The Problems with Data Mining
Great op-ed in The New York Times on why the NSA’s data mining efforts won’t work, by Jonathan Farley, math professor at Harvard.
The simplest reason is that we’re all connected. Not in the Haight-Ashbury/Timothy Leary/late-period Beatles kind of way, but in the sense of the Kevin Bacon game. The sociologist Stanley Milgram made this clear in the 1960’s when he took pairs of people unknown to each other, separated by a continent, and asked one of the pair to send a package to the other—but only by passing the package to a person he knew, who could then send the package only to someone he knew, and so on. On average, it took only six mailings—the famous six degrees of separation—for the package to reach its intended destination.

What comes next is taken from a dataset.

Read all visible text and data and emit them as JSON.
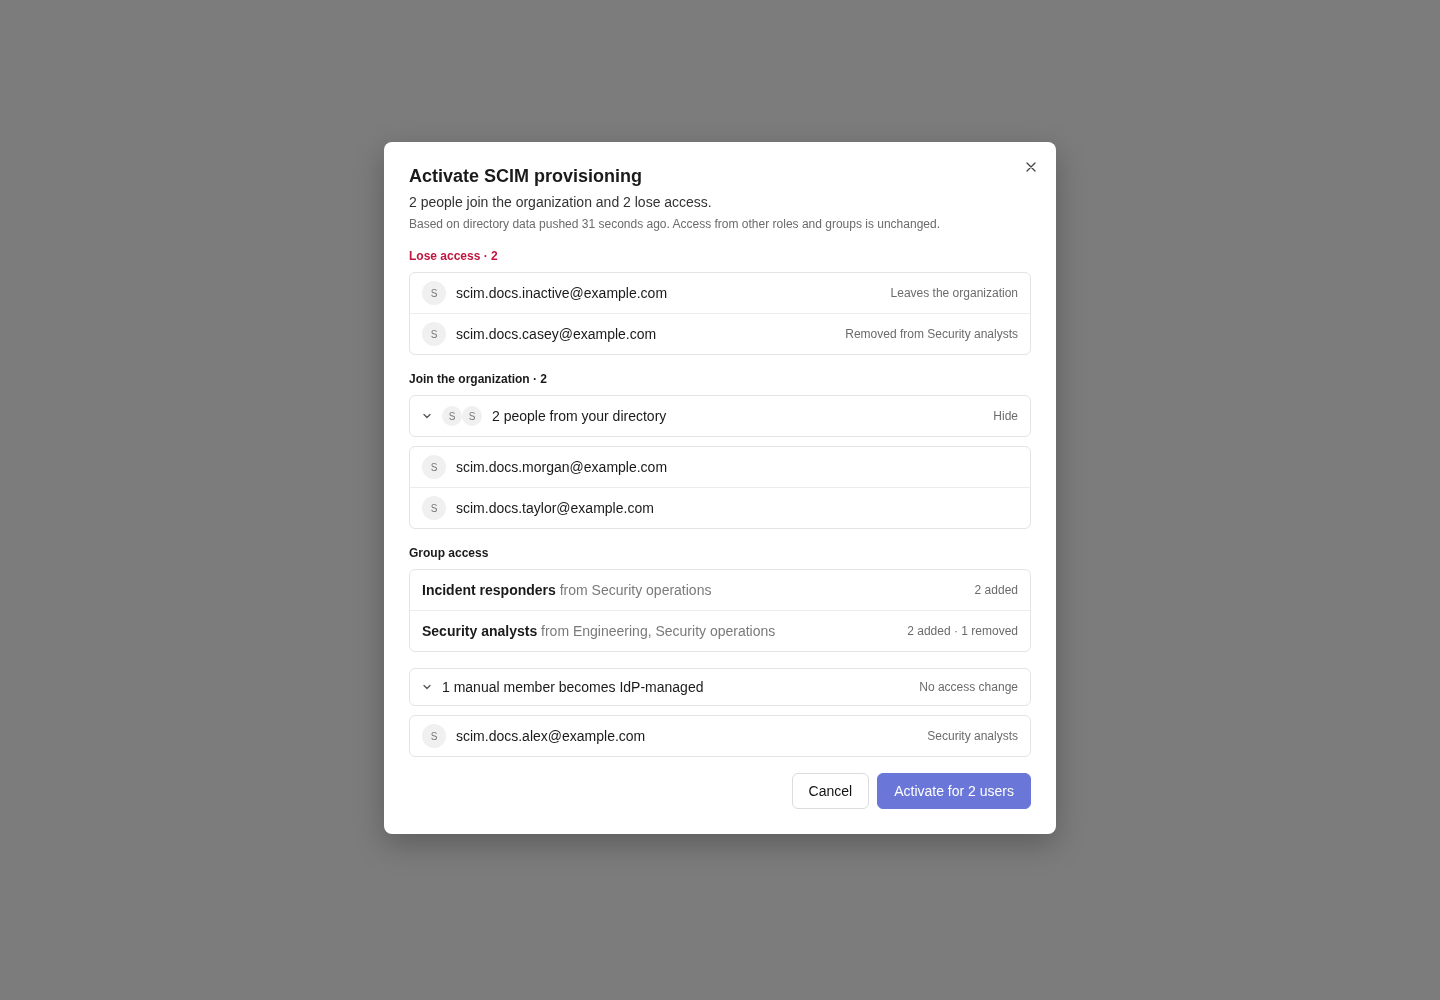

Looked at this way, President Bush is only a few steps away from Osama bin Laden (in the 1970’s he ran a company partly financed by the American representative for one of the Qaeda leader’s brothers). And terrorist hermits like the Unabomber are connected to only a very few people. So much for finding the guilty by association.
A second problem with the spy agency’s apparent methodology lies in the way terrorist groups operate and what scientists call the “strength of weak ties.” As the military scientist Robert Spulak has described it to me, you might not see your college roommate for 10 years, but if he were to call you up and ask to stay in your apartment, you’d let him. This is the principle under which sleeper cells operate: there is no communication for years. Thus for the most dangerous threats, the links between nodes that the agency is looking for simply might not exist.
(This, by him, is also worth reading.)
Moshe Yudkowsky • May 24, 2006 8:06 AM
I can make this exact same argument to invalidate the entire concept of traffic analysis, yet traffic analysis is one of the best methods to gather intelligence about enemy plans and intentions.
So I’m taking this argument with more than a small grain of salt. As we well know, people with a weak encryption algorithm will hype the tremendous number of keys provided by the algorithm, but completely ignore the weakness in the encryption. In the same way, this essay hypes the tremendous number of connections each person has, but ignores the way a data-mining operation can sort through that data to find the significant, active, and important connections.